LEAPS-MPS: Tunable Hybrid Materials for Studying Charge Transport

This award is funded in whole or in part under the American Rescue Plan Act of 2021 (Public Law 117-2). Non-Technical Summary

Improvements in current solar energy conversion technologies are needed to meet the predicted 150% growth in global energy demand by 2050. With this LEAPS-MPS project, the PI is investigating the tunability of charge transport in thin films of hybrid metal-organic materials. Information obtained from this research will be useful in determining the structure-property relationships governing important charge transport-related processes and contribute to the rational design of materials for photovoltaic devices.

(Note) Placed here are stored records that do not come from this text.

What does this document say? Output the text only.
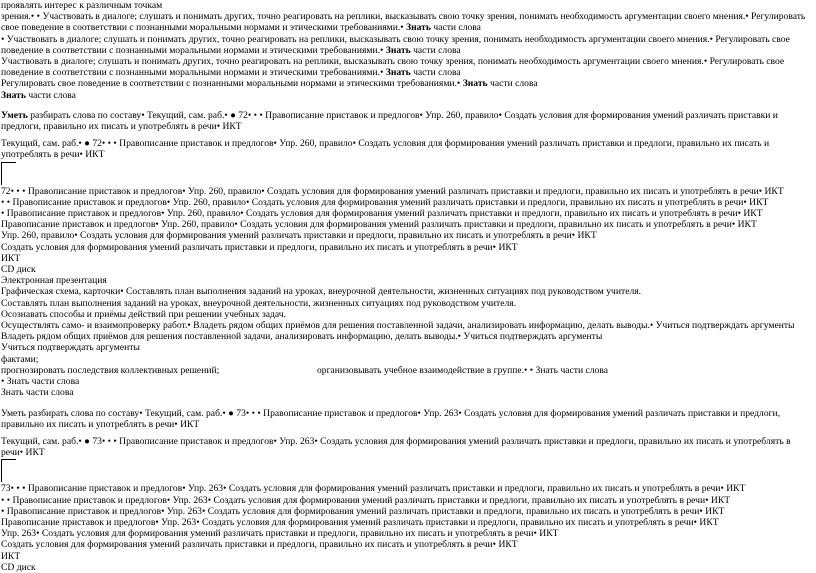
проявлять интерес к различным точкам
зрения.• • Участвовать в диалоге; слушать и понимать других, точно реагировать на реплики, высказывать свою точку зрения, понимать необходимость аргументации своего мнения.• Регулировать свое поведение в соответствии с познанными моральными нормами и этическими требованиями.• Знать части слова
• Участвовать в диалоге; слушать и понимать других, точно реагировать на реплики, высказывать свою точку зрения, понимать необходимость аргументации своего мнения.• Регулировать свое поведение в соответствии с познанными моральными нормами и этическими требованиями.• Знать части слова
Участвовать в диалоге; слушать и понимать других, точно реагировать на реплики, высказывать свою точку зрения, понимать необходимость аргументации своего мнения.• Регулировать свое поведение в соответствии с познанными моральными нормами и этическими требованиями.• Знать части слова
Регулировать свое поведение в соответствии с познанными моральными нормами и этическими требованиями.• Знать части слова
Знать части слова
Уметь разбирать слова по составу• Текущий, сам. раб.• ● 72• • • Правописание приставок и предлогов• Упр. 260, правило• Создать условия для формирования умений различать приставки и предлоги, правильно их писать и употреблять в речи• ИКТ
Текущий, сам. раб.• ● 72• • • Правописание приставок и предлогов• Упр. 260, правило• Создать условия для формирования умений различать приставки и предлоги, правильно их писать и употреблять в речи• ИКТ
72• • • Правописание приставок и предлогов• Упр. 260, правило• Создать условия для формирования умений различать приставки и предлоги, правильно их писать и употреблять в речи• ИКТ
• • Правописание приставок и предлогов• Упр. 260, правило• Создать условия для формирования умений различать приставки и предлоги, правильно их писать и употреблять в речи• ИКТ
• Правописание приставок и предлогов• Упр. 260, правило• Создать условия для формирования умений различать приставки и предлоги, правильно их писать и употреблять в речи• ИКТ
Правописание приставок и предлогов• Упр. 260, правило• Создать условия для формирования умений различать приставки и предлоги, правильно их писать и употреблять в речи• ИКТ
Упр. 260, правило• Создать условия для формирования умений различать приставки и предлоги, правильно их писать и употреблять в речи• ИКТ
Создать условия для формирования умений различать приставки и предлоги, правильно их писать и употреблять в речи• ИКТ
ИКТ
CD диск
Электронная презентация
Графическая схема, карточки• Составлять план выполнения заданий на уроках, внеурочной деятельности, жизненных ситуациях под руководством учителя.
Составлять план выполнения заданий на уроках, внеурочной деятельности, жизненных ситуациях под руководством учителя.
Осознавать способы и приёмы действий при решении учебных задач.
Осуществлять само- и взаимопроверку работ.• Владеть рядом общих приёмов для решения поставленной задачи, анализировать информацию, делать выводы.• Учиться подтверждать аргументы
Владеть рядом общих приёмов для решения поставленной задачи, анализировать информацию, делать выводы.• Учиться подтверждать аргументы
Учиться подтверждать аргументы
фактами;
прогнозировать последствия коллективных решений;	организовывать учебное взаимодействие в группе.• • Знать части слова
• Знать части слова
Знать части слова
Уметь разбирать слова по составу• Текущий, сам. раб.• ● 73• • • Правописание приставок и предлогов• Упр. 263• Создать условия для формирования умений различать приставки и предлоги, правильно их писать и употреблять в речи• ИКТ
Текущий, сам. раб.• ● 73• • • Правописание приставок и предлогов• Упр. 263• Создать условия для формирования умений различать приставки и предлоги, правильно их писать и употреблять в речи• ИКТ
73• • • Правописание приставок и предлогов• Упр. 263• Создать условия для формирования умений различать приставки и предлоги, правильно их писать и употреблять в речи• ИКТ
• • Правописание приставок и предлогов• Упр. 263• Создать условия для формирования умений различать приставки и предлоги, правильно их писать и употреблять в речи• ИКТ
• Правописание приставок и предлогов• Упр. 263• Создать условия для формирования умений различать приставки и предлоги, правильно их писать и употреблять в речи• ИКТ
Правописание приставок и предлогов• Упр. 263• Создать условия для формирования умений различать приставки и предлоги, правильно их писать и употреблять в речи• ИКТ
Упр. 263• Создать условия для формирования умений различать приставки и предлоги, правильно их писать и употреблять в речи• ИКТ
Создать условия для формирования умений различать приставки и предлоги, правильно их писать и употреблять в речи• ИКТ
ИКТ
CD диск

Photovoltaics is considered one of the most promising technologies for meeting global energy demands. The research is conducted at a primarily undergraduate institution. It engages a diverse array of undergraduate students, including women, first generation college students (FGCS), and underrepresented minorities (URM) in high-impact research experiences both in teaching and research laboratories.

To increase student participation in the STEM pipeline, the PI develops two remotely accessible laboratory activities for chemistry and biochemistry majors as part of this project. Additional activities include mentoring FGCS and URM students, and conducting online outreach workshops for local Girl Scouts (grades 4-8). To increase accessibility to thousands of people in the community, Prof.

So disseminates teaching materials through conference presentations, workshops, online chemical education journals, and closed-captioned, free online videos. Technical Summary

Improvements in solar energy conversion technologies require a better understanding of the structure-property relationships that govern charge transport. In this project, thin films of hybrid organic-inorganic materials, metal-organic framework (MOFs), of layered and pillared paddlewheel topologies are synthesized. The impact of the number of molecular linkers, pillars, and ionic components coordinated in MOF thin films on charge transport is quantified, and the relationship between guest molecules and charge transfer pathways in MOF films is probed using ab initio calculations and surface-sensitive spectroscopies.

The obtained thermodynamic and spectroscopic datasets provide quantitative and qualitative structure-property relationships which relate MOF structure and composition to activation energy, band gap, and conductivity. Complementary education activities integrate remotely accessible laboratory activities into upper division chemistry laboratory courses and science outreach to increase technical skills and retain underrepresented minority, first generation students, and women in the STEM pipeline.

This award reflects NSF's statutory mission and has been deemed worthy of support through evaluation using the Foundation's intellectual merit and broader impacts review criteria.